Installing a 2" lift on Red, My 90 Cherokee XJ

I purchased the Kit from Rusty's Offroad. The kit included; Shocks, 1.75" coil spacers, Full Lenght Add-A-Leafs, and the necessary hardward.

I had three fellow Jeepers come over to lend a hand (thanks Cory, Eric, and Paul).

First off I soaked every nut and bolt we would be removing for three days with WD-40.

Raising The Rear

We started with the rear. We braced the front tires, loosened the rear lugnuts and jacked the rear end up. We used jackstands to support the Jeep. Next, we removed the rear tires and then the shocks.

We placed C-clamps on the Leaf pack and removed the u-bolts.

Then we lowered the axle with the jack while the Jeep was supported with the jack stands. Then we removed the center bolt which holds the leaf pack together. Next we loosened the C-clamps and removed the leafs. I discarded the smallest leaf. Rusty had suggested that if I didn't plan on towing I wouldn't need the short spring. I saved it just incase. Next we cleaned of the leafs using an old wire brush and a rag. Then we sprayed each spring with a Lubracating spray. We reinstalled the leafs in the following order, the longest stock leaf went against the main leaf, then the Add-A-Leaf, then the remaining stock leafs from longest to shortest. We used the C-clamps to pull the leaf pack together and installed the new longer center bolt that came with the lift kit. Then we raised the axle back up and reconnected it to the leafs with the U-bolts. Then we cut the center bolt shorter with a hacksaw. The center bolt is about 2 inches longer than necessary. Next we installed the new shock and repeat everything on the otherside. Finally we reinstalled the tires and lowered the rear back to the ground. The initial lift was 4", by the next day it settled to 3 1/2" and to date it has settled to 2.25".

Raising The Front

Next came the fun part, the front. First we blocked the rear tires and loosened the lugnuts. Then we lifted the front, supported the body with jackstands, and removed the front tires.

I had gotten a lot of advice on the XJ Forum, and many said I didn't need spring compressors nor did I need to disconnect the Lower Control Arms (LCAs). So I went with that. We removed the shocks, the spring retaining clip, the bumpstop, and disconnected the anti-swaybar. Next we lowered the axle as much as we could. Well the spring wouldn't just come out. We jacked up the other end of the axle and with me standing on the brake disc of the end we were working on, one of the guys was able to pry the spring out. We sprayed the new spacer with lube and installed it.

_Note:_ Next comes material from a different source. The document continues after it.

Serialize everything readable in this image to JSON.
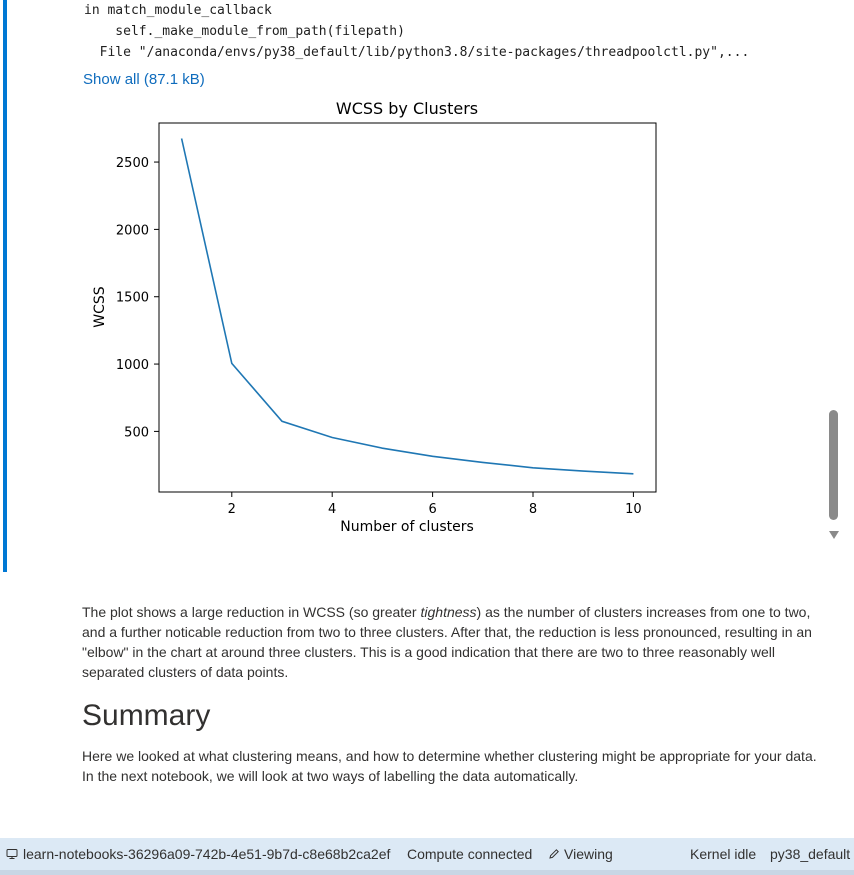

Then we reinstalled the spring using the same technic as when we removed it. Next we moved to the other side. Here we repeated the same steps as the first side except with the new spacer and spring installed already, we could not jack up the first side high enough to reinstall the spring on the second side. Hind site being 20/20, I would use spring compressors. Here's what we did. We took the stock bottle jack and placing it between the axle and the uniframe framerail.

We spread it apart enough to get the spring back in. You must watch your brake line because it will be close to fully extended. Next we reinstalled the spring retaining clips (one striped and will need to be tapped out), the new shocks, the bump stops, and reconnected the anti-swaybar. Then we reinstalled the tires and lowered it down. With 1.75 inches in the front and 4 inches in the rear, it still looked like a hot rod.

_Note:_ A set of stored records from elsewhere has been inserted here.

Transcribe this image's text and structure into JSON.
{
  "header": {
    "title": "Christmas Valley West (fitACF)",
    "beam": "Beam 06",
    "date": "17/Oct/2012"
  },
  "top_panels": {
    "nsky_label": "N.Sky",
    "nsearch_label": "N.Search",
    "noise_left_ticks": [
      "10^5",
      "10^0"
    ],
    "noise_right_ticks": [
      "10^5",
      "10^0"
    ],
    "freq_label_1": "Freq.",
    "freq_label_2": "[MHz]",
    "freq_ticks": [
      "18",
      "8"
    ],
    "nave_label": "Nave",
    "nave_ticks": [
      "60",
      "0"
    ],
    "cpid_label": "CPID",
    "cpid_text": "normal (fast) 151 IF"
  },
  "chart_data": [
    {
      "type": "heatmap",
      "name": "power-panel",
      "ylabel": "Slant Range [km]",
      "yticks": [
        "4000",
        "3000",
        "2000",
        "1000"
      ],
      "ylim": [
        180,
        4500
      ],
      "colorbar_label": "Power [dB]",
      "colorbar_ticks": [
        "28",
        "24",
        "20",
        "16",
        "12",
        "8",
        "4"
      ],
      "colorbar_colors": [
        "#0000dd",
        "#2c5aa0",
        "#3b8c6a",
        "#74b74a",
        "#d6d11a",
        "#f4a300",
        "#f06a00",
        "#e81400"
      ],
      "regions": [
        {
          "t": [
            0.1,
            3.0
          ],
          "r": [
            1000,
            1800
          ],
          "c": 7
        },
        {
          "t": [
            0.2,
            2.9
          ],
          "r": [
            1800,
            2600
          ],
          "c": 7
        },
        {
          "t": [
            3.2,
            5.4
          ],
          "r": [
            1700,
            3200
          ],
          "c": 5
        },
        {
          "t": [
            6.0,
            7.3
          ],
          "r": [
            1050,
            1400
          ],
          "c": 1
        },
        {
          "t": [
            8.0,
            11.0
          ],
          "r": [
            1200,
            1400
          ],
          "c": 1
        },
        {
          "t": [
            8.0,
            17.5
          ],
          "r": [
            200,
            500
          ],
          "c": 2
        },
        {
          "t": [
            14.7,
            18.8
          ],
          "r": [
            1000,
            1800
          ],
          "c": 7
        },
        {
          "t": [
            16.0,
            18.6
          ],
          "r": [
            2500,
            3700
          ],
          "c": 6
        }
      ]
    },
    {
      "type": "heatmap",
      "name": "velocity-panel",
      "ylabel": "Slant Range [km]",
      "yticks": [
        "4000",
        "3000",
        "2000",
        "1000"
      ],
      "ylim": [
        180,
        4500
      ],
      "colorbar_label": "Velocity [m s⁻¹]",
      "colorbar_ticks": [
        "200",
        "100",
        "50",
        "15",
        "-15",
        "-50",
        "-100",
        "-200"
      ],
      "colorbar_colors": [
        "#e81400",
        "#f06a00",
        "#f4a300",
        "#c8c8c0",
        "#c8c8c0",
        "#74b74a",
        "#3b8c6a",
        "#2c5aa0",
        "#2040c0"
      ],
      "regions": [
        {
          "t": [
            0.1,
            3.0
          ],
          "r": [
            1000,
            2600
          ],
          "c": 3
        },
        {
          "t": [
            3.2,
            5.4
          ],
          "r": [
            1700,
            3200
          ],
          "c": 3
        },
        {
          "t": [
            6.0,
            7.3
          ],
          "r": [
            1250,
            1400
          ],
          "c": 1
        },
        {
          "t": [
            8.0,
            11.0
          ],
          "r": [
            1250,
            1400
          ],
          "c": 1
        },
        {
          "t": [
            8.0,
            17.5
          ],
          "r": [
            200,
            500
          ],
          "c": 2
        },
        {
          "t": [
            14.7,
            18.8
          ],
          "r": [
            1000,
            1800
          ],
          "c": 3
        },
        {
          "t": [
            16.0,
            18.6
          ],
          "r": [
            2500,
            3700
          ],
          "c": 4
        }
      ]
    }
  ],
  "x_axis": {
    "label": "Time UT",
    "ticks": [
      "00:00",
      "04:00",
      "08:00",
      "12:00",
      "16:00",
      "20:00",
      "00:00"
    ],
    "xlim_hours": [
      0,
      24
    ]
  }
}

(From left to right; Cory, me, and Eric, Paul didn't hang around long enough to get in the picture.)

Now with that done, it was time to test it out. So, we all went to a local area with some mud holes and gave it a workout. It did fine.


I took it on a trail run the following weekend and it performed like a champ. The ride is firm but not harsh. For the money this seems to be a realative easy way to gain a couple of inches lift. I do recommend you have some help.